As the project progressed, basic transactional processes – “low-hanging fruit”– such as payments were quickly brought under control, says Kim. “This is where a lot of the risk existed, so it’s where we felt we could gain most immediate benefit, automating and linking processes to the single instance of SAP and Webasto’s global standardised IT infrastructure.”
That enterprise-wide user experience is something most multinational corporations strive for, but many are yet to deliver. Webasto can now confirm strong progress in this direction, with Jovanovic stating that since the second half of 2019 “whether you are in Korea, Mexico, France or any of our other finance offices around the world, you’ll see the same interface between BNP Paribas and SAP, and the same processes”.
Driving progress
The delivery of consistency may have been rapid but it was not without issue, most notably that of change management. For local teams to be told that decisions would now be coming from a new HQ, and that they would be switching to a major European bank inevitably tested the resolve of some, especially where loyalty had been built over many years with certain domestic banks.
“We had to explain that now they were part of a global company, that there was a shared vision, and that there were many merits in working with BNP Paribas and the globally standardised infrastructure that this new approach could bring,” recalls Jovanovic.

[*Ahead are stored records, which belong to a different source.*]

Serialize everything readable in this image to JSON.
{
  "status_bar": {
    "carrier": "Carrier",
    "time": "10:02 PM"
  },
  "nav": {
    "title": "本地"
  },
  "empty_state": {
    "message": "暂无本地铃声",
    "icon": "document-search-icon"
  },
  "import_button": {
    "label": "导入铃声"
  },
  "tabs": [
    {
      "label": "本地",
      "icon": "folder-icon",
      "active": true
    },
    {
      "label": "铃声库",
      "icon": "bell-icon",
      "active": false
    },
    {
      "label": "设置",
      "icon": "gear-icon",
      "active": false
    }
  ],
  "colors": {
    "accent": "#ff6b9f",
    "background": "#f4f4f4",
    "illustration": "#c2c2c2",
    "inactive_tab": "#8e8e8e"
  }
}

Overcoming cultural resistance to the ‘four-eyes’ principle of security was a notable struggle at first. Not being common practice in Korea, it was viewed with a certain uneasiness, he notes. But with the strengthening of internal controls part of an enterprise-wide programme, such measures are now being willingly adopted. For Jovanovic: “The great thing is that once onboard with an idea, Korean people are super-flexible, and can change fast”.
It helps that some aspects of the project have driven immediately obvious improvements. The ease of booking a payment into SAP and having it automatically released, in alignment with certain rules, is removing considerable effort and risk.

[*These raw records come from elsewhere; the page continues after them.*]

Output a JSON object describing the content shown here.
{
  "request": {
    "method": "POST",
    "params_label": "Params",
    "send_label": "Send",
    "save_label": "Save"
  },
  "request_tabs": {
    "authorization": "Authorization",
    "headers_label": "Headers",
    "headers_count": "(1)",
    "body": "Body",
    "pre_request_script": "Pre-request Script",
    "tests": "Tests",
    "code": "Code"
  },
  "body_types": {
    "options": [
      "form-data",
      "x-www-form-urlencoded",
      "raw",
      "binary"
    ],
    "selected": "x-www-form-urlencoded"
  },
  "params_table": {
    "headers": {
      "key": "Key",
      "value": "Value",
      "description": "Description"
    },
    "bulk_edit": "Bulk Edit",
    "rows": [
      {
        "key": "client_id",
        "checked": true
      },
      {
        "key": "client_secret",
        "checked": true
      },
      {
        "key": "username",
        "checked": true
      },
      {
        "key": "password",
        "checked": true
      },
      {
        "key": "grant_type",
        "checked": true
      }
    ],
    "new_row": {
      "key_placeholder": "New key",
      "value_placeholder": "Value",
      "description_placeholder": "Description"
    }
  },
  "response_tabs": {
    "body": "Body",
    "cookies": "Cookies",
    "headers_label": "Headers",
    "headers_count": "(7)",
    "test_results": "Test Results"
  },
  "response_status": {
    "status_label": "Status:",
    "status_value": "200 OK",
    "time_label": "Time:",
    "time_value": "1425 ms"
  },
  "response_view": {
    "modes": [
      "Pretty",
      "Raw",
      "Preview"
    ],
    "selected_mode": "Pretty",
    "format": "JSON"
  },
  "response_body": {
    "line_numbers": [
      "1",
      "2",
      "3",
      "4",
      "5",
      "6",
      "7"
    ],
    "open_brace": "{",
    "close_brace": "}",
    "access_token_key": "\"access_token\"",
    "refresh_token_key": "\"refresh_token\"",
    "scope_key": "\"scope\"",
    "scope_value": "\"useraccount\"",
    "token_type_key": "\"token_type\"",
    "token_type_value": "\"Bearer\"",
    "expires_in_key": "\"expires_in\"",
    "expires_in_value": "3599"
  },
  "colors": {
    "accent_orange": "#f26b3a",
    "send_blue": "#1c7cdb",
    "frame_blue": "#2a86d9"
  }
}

But while Webasto Korea is enjoying the benefits of order-to-pay automation, driving the same advantages within the order-to-cash process is a more sensitive matter for the firm, says Jovanovic. One of Webasto’s biggest customers in Korea is a major automotive manufacturer. It would be considered contrary to local market practice for Webasto’s AR team to attempt to influence the way in which important customers execute payments.
To this end, Kim explains that BNP Paribas has remodelled an existing technical framework to facilitate the automatic sweeping of funds from this customer’s bank into BNP Paribas. “Ultimately, we’re achieving the same goal in terms of automating the cash collection flow, but without having to implement a lot of changes at the customer end, or even disrupt the existing relationship and payment flows.”
The roll-out of intelligent solutions such as this only serves to complement what is a remarkable achievement within Webasto Korea. “Currently, we are in a highly stable phase of our project and our work with BNP Paribas,” comments Jovanovic. Indeed, such is the level of standardisation across the whole Webasto Group now, he adds, that any major developments will mostly likely be directed by the leadership of the headquarters team.
Accomplishing this level of visibility and reach in a global business is impressive. It also demonstrates that the partnership between Webasto Group and BNP Paribas is built on solid foundations. With a new factory dedicated to meeting the needs of the global electromobility market now being constructed in Korea, the business is driving forward its future vison. For Jovanovic, it means the enduring relationship with BNP Paribas “is likely to become even stronger”.